Should the annexation proposal succeed, an estimated $200,000 of added revenue would go to the Española hospital, according to Madrid. He says Rio Arriba County wants to invest any additional money on public safety, roads and senior care in the area.
Ralph Sanchez, a retired welder who lives on the northern side of the county line, says Española has more in common, culturally, with Rio Arriba County than it does Santa Fe. "Rio Arriba should be Rio Arriba, man! Santa Fe is totally different," he says.
But Evon Garcia, a manager at Central Market, which is directly south of the border, says, "They should leave it the way it is." She added, "Rio Arriba is not very competent."

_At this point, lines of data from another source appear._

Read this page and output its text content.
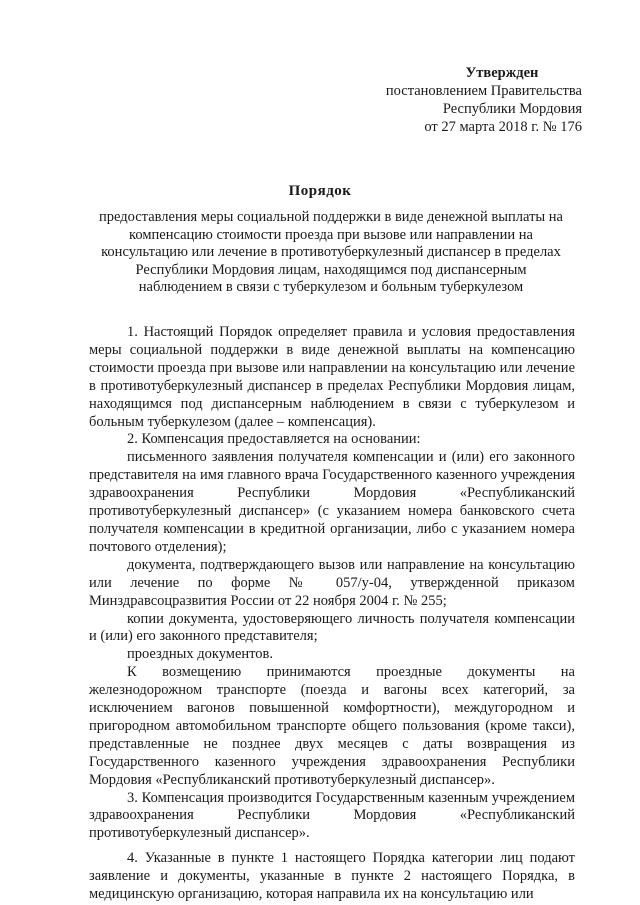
Утвержден
постановлением Правительства
Республики Мордовия
от 27 марта 2018 г. № 176
Порядок
предоставления меры социальной поддержки в виде денежной выплаты на компенсацию стоимости проезда при вызове или направлении на консультацию или лечение в противотуберкулезный диспансер в пределах Республики Мордовия лицам, находящимся под диспансерным наблюдением в связи с туберкулезом и больным туберкулезом

1. Настоящий Порядок определяет правила и условия предоставления меры социальной поддержки в виде денежной выплаты на компенсацию стоимости проезда при вызове или направлении на консультацию или лечение в противотуберкулезный диспансер в пределах Республики Мордовия лицам, находящимся под диспансерным наблюдением в связи с туберкулезом и больным туберкулезом (далее – компенсация).

2. Компенсация предоставляется на основании:

письменного заявления получателя компенсации и (или) его законного представителя на имя главного врача Государственного казенного учреждения здравоохранения Республики Мордовия «Республиканский противотуберкулезный диспансер» (с указанием номера банковского счета получателя компенсации в кредитной организации, либо с указанием номера почтового отделения);

документа, подтверждающего вызов или направление на консультацию или лечение по форме № 057/у-04, утвержденной приказом Минздравсоцразвития России от 22 ноября 2004 г. № 255;

копии документа, удостоверяющего личность получателя компенсации и (или) его законного представителя;

проездных документов.

К возмещению принимаются проездные документы на железнодорожном транспорте (поезда и вагоны всех категорий, за исключением вагонов повышенной комфортности), междугородном и пригородном автомобильном транспорте общего пользования (кроме такси), представленные не позднее двух месяцев с даты возвращения из Государственного казенного учреждения здравоохранения Республики Мордовия «Республиканский противотуберкулезный диспансер».

3. Компенсация производится Государственным казенным учреждением здравоохранения Республики Мордовия «Республиканский противотуберкулезный диспансер».

4. Указанные в пункте 1 настоящего Порядка категории лиц подают заявление и документы, указанные в пункте 2 настоящего Порядка, в медицинскую организацию, которая направила их на консультацию или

Andrew Lujan, the owner and sole employee of Top Notch Barbershop, a business on the Santa Fe side of Española, agrees. "I feel that it's more fair to pay Santa Fe wages," he says. Santa Fe County recently increased its minimum wage to $10.66. When SFR mentioned taxes are lower on the other side of the county line, Lujan responded, "I've never thought about it like that, but it doesn't really bother me. I was brought up in Santa Fe County and I opened a business in Santa Fe County."